This post is a compilation of information related to the Canon EF 70-200mm f/2.8L II IS USM Telephoto Zoom Lens.
JG Photography has an excellent review of the 70-200/2.8 II, complete with test charts and sample photos, and concludes:
This truly is a fantastic lens, even at its rather high price point. Compared to the original 70-200 F/2.8 IS, the new version has improved optics and a fantastic IS system, and for action photography I’ve found that improvements in both optics and autofocus have led to higher amounts sharper images. In relation to primes, there are primes out there that are faster and sharper, but they either lack IS (such as the 135 F/2) or are very expensive (such as the 200 F/2) or have less features than this lens (such as the 200 F/2.8), and all primes lack the flexibility of a zoom lens. Ultimately, there will be few wedding and sports photographers and photojournalists who won’t want this lens. So is it worth the upgrade over the original? For me it was – the extra IS in a reception situation is a large benefit, and the improvement in sharpness had me sealed the deal.

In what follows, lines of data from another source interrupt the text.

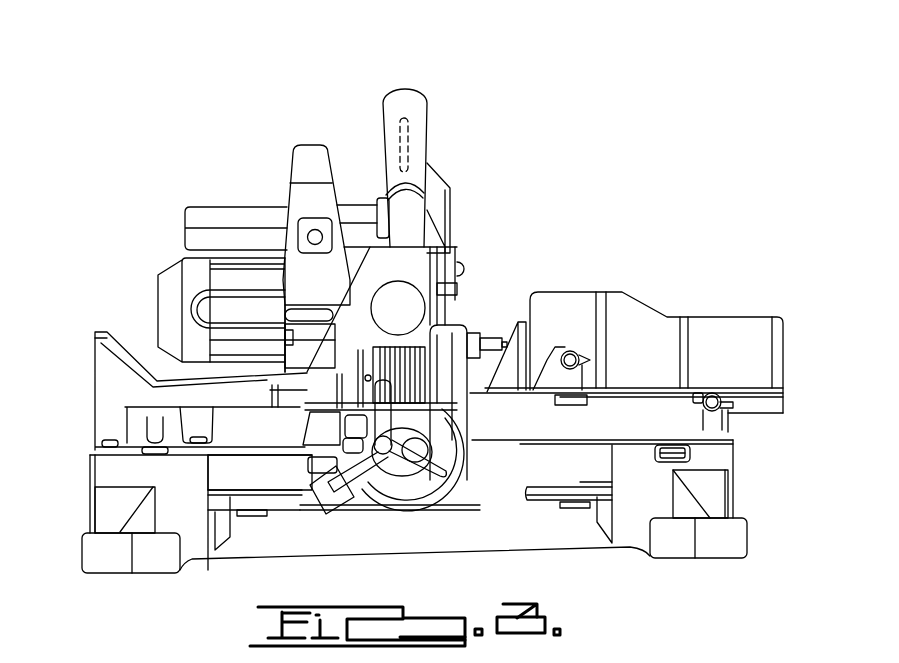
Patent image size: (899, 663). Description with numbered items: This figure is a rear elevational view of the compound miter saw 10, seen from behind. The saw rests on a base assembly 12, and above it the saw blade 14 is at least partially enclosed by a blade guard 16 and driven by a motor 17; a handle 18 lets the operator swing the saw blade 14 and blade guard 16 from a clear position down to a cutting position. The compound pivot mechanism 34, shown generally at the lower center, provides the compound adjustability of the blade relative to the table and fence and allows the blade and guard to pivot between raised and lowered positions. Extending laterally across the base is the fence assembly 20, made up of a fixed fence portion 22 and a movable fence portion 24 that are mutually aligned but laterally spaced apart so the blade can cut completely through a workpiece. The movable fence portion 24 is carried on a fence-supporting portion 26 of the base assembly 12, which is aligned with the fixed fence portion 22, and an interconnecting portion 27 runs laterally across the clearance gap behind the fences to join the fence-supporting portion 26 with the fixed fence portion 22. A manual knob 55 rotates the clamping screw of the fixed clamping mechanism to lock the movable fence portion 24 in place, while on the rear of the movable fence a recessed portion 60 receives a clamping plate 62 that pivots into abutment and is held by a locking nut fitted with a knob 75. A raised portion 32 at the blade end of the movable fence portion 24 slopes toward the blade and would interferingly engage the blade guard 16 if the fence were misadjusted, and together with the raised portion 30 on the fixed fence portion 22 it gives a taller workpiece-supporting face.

The compound miter saw 10 is at (545, 182).
The base assembly 12 is at (745, 462).
The saw blade 14 is at (407, 130).
The blade guard 16 is at (394, 100).
The motor 17 is at (160, 272).
The handle 18 is at (232, 213).
The fence assembly 20 is at (85, 417).
The fixed fence portion 22 is at (110, 373).
The movable fence portion 24 is at (738, 325).
The fence-supporting portion 26 is at (668, 422).
The interconnecting portion 27 is at (477, 408).
The raised portion 30 is at (95, 342).
The raised portion 32 is at (630, 300).
The compound pivot mechanism 34 is at (444, 450).
The manual knob 55 is at (698, 392).
The recessed portion 60 is at (567, 381).
The clamping plate 62 is at (537, 380).
The knob 75 is at (553, 357).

mmullen is one of the first owners of the 70-200mm f2.8L II, and is extremely happy with the lens. In a forum post, he shared bird (a heron), dog and flower photos taken with a Canon 7D at ISO 400, ISO 640 and ISO 800, at apertures of f/4 and f/2.8. Mike has the following opinion on the 70-200 f2.8L II, EF 70-200mm f/4 IS and Canon EF 2X II extender telephoto accessory:
[…] I am VERY impressed with the sharpness wide open at 200mm — with and without the EF 2X II attached. I would have to say it is at least as sharp as my 70-200 f4 IS and here’s the kicker — that’s comparing the f2.8 wide open too. Wow!
One of the first things I noticed is the IS mechanism is very quiet and the AF sounds more hi-tech than the older 70-200 f2.8 IS, the 70-200 f4 IS and even the 300mm f2.8 IS. The focus movement is very quiet and precise sounding compared to any other lens I’ve used.
He adds the following information on the build quality:
As for the exterior surfaces, looks to me like the first two-fifths (from the mount to the end of the zoom ring) are metal castings, probably magnesium, the zoom ring appears to be magnesium also and the center ring with the distance scale and the focus ring and the end ring are all some type of high grade plastic resin. However, these rings do not hold the lens together structurally, they are the outer casing. I’m sure these rings and trim pieces are not necessarily indicative of the material underneath. I never noticed there was some plastic until you asked me to check it out, it’s very well made and engineered, I’m sure. IMO, there are probably two main body pieces made from magnesium and joining somewhere in the middle third with the balance made of high grade resin and perhaps one more sliding magnesium body piece inside depending upon what the engineers felt would be most satisfactory.
I do not feel the plastic is there to make the lens cheaper but rather to make it a better lens, lighter, tougher, quicker to adapt to changing temperatures and with tighter tolerances and less sloppy feel. It’s a very tight feeling lens with no binding. The focus ring is very smooth with easy action but with just a hint of that hydraulic action from old manual focus lenses. The zoom ring requires a bit more force to turn and feels quite “positive” in it’s action.
I really would not worry about the build quality of this lens. IMO, it is better than the all metal lenses that existed before resin technology was anywhere near it’s current state. Another advantage of plastic shells is that they will not make your hands as cold when you use it in cold weather.
The filter thread size on the 70-200 f2.8L II is 77mm, which means you’ll want to be looking at 77mm filters.
The press release for the lens has the following statement on additional accessories for the 70-200/2.8L II:
The EF 70-200mm f/2.8L IS II USM is supplied with several accessories, including the new ET-87 Lens Hood and the Ring-Type Tripod Collar B (W). A brand new Lens Case LZ1326 is also included as standard, offering quick and easy access when users need to switch lenses in time-pressured situations.
Compatibility with a range of optional Canon accessories also allows users to pair the EF 70-200mm f/2.8L IS II USM with the Lens Extender EF 1.4x II, Lens Extender EF 2x II, Extension Tube EF 12 II, Extension Tube EF 25 II, and 77mm filters.